Earthquake Building Damage Detection Using VHR Satellite Data (Case Study: Two Villages Near Sarpol-e Zahab)

A strong earthquake with Mw 7.3 occurred on Nov. 12, 2017, at the Iran-Iraq border where the city of Sarpol-e Zahab (24 km from the epicenter) and many other towns and villages were affected severely. Rapid damage mapping essentially helps to understand the location, the extent and the severity of high hit areas, and it is regarded as an important source of information in assisting proper crisis management. Rapid damage mapping can be completed according to three general methods namely; manual, semi-automated, and automated. This research explores a proposed semi-automated method that once calibrated and operational it can be utilized as an automated process. After preprocessing the satellite data, individual buildings or building parcels are identified using either some building extraction tools or with the use of some ancillary data sets. The proposed damage detection algorithm is based on deriving a set of textural indices associated to individual building or property footprints.

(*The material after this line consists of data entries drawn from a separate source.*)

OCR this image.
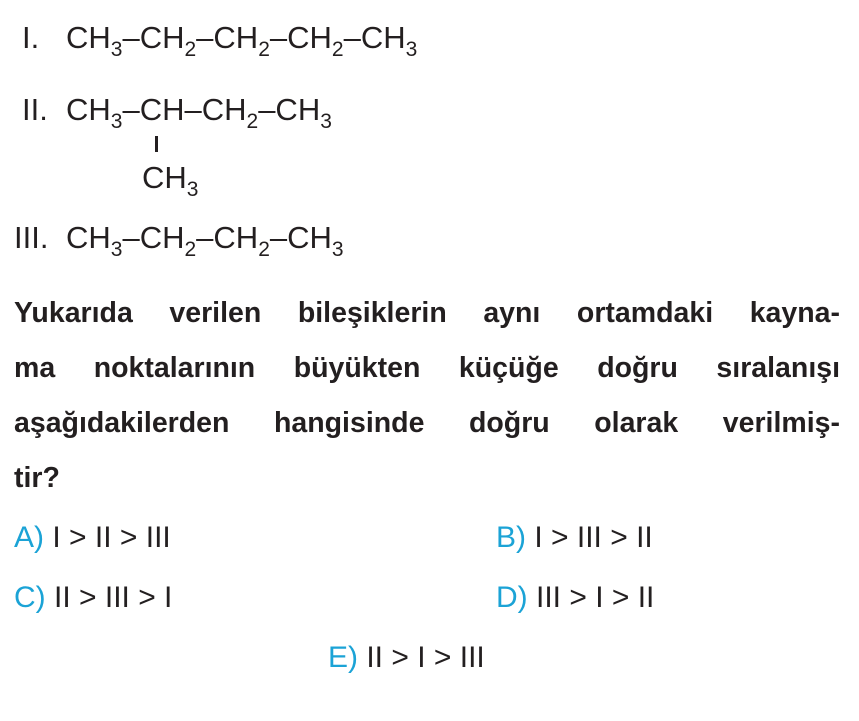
I. $CH_3-CH_2-CH_2-CH_2-CH_3$
II. $CH_3-CH-CH_2-CH_3$
$CH_3$
III. $CH_3-CH_2-CH_2-CH_3$
Yukarıda verilen bileşiklerin aynı ortamdaki kayna-
ma noktalarının büyükten küçüğe doğru sıralanışı
aşağıdakilerden hangisinde doğru olarak verilmiş-
tir?
A) I > II > III	B) I > III > II
C) II > III > I	D) III > I > II
E) II > I > III
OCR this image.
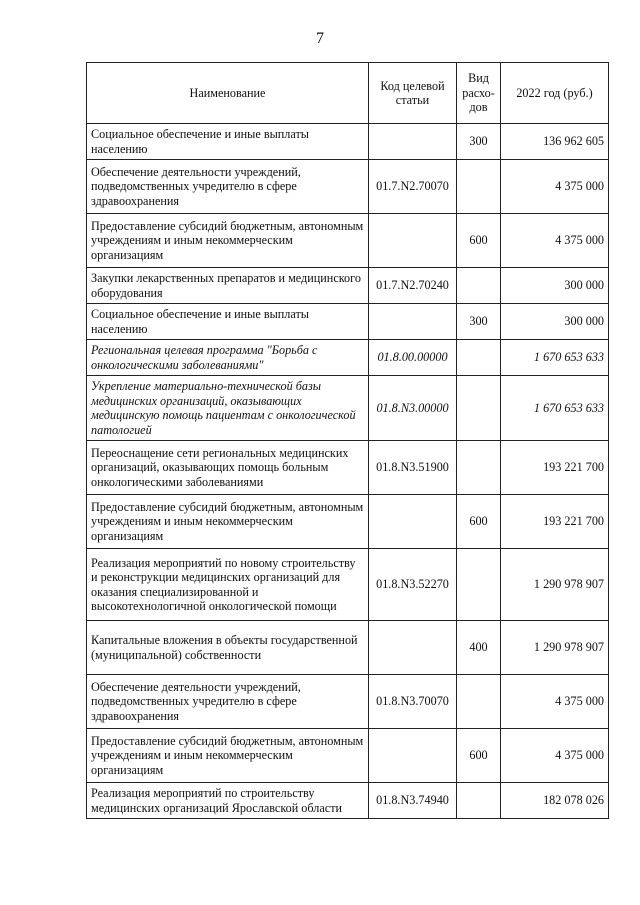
7
Наименование	Код целевой статьи	Вид расхо-дов	2022 год (руб.)
Социальное обеспечение и иные выплаты населению		300	136 962 605
Обеспечение деятельности учреждений, подведомственных учредителю в сфере здравоохранения	01.7.N2.70070		4 375 000
Предоставление субсидий бюджетным, автономным учреждениям и иным некоммерческим организациям		600	4 375 000
Закупки лекарственных препаратов и медицинского оборудования	01.7.N2.70240		300 000
Социальное обеспечение и иные выплаты населению		300	300 000
Региональная целевая программа "Борьба с онкологическими заболеваниями"	01.8.00.00000		1 670 653 633
Укрепление материально-технической базы медицинских организаций, оказывающих медицинскую помощь пациентам с онкологической патологией	01.8.N3.00000		1 670 653 633
Переоснащение сети региональных медицинских организаций, оказывающих помощь больным онкологическими заболеваниями	01.8.N3.51900		193 221 700
Предоставление субсидий бюджетным, автономным учреждениям и иным некоммерческим организациям		600	193 221 700
Реализация мероприятий по новому строительству и реконструкции медицинских организаций для оказания специализированной и высокотехнологичной онкологической помощи	01.8.N3.52270		1 290 978 907
Капитальные вложения в объекты государственной (муниципальной) собственности		400	1 290 978 907
Обеспечение деятельности учреждений, подведомственных учредителю в сфере здравоохранения	01.8.N3.70070		4 375 000
Предоставление субсидий бюджетным, автономным учреждениям и иным некоммерческим организациям		600	4 375 000
Реализация мероприятий по строительству медицинских организаций Ярославской области	01.8.N3.74940		182 078 026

These parameters have been input into an Artificial Neural Network (ANN) for damage classification. The trained ANN created urban damage maps. For detecting significant observable physical changes/damages to the buildings, two schemes were developed: 1) by comparing the post-event with the pre-event VHR satellite images, and 2) using a post-event image only. In scheme-1, before and after images were acquired from different satellites (TripleSat_2 with 89 cm and SV1 with 50 cm spatial resolution) as input and the Overall Accuracy (OA) of the proposed damage classification was reported as 72%. The damage classification accuracy in scheme-2 produced an OA of 75%.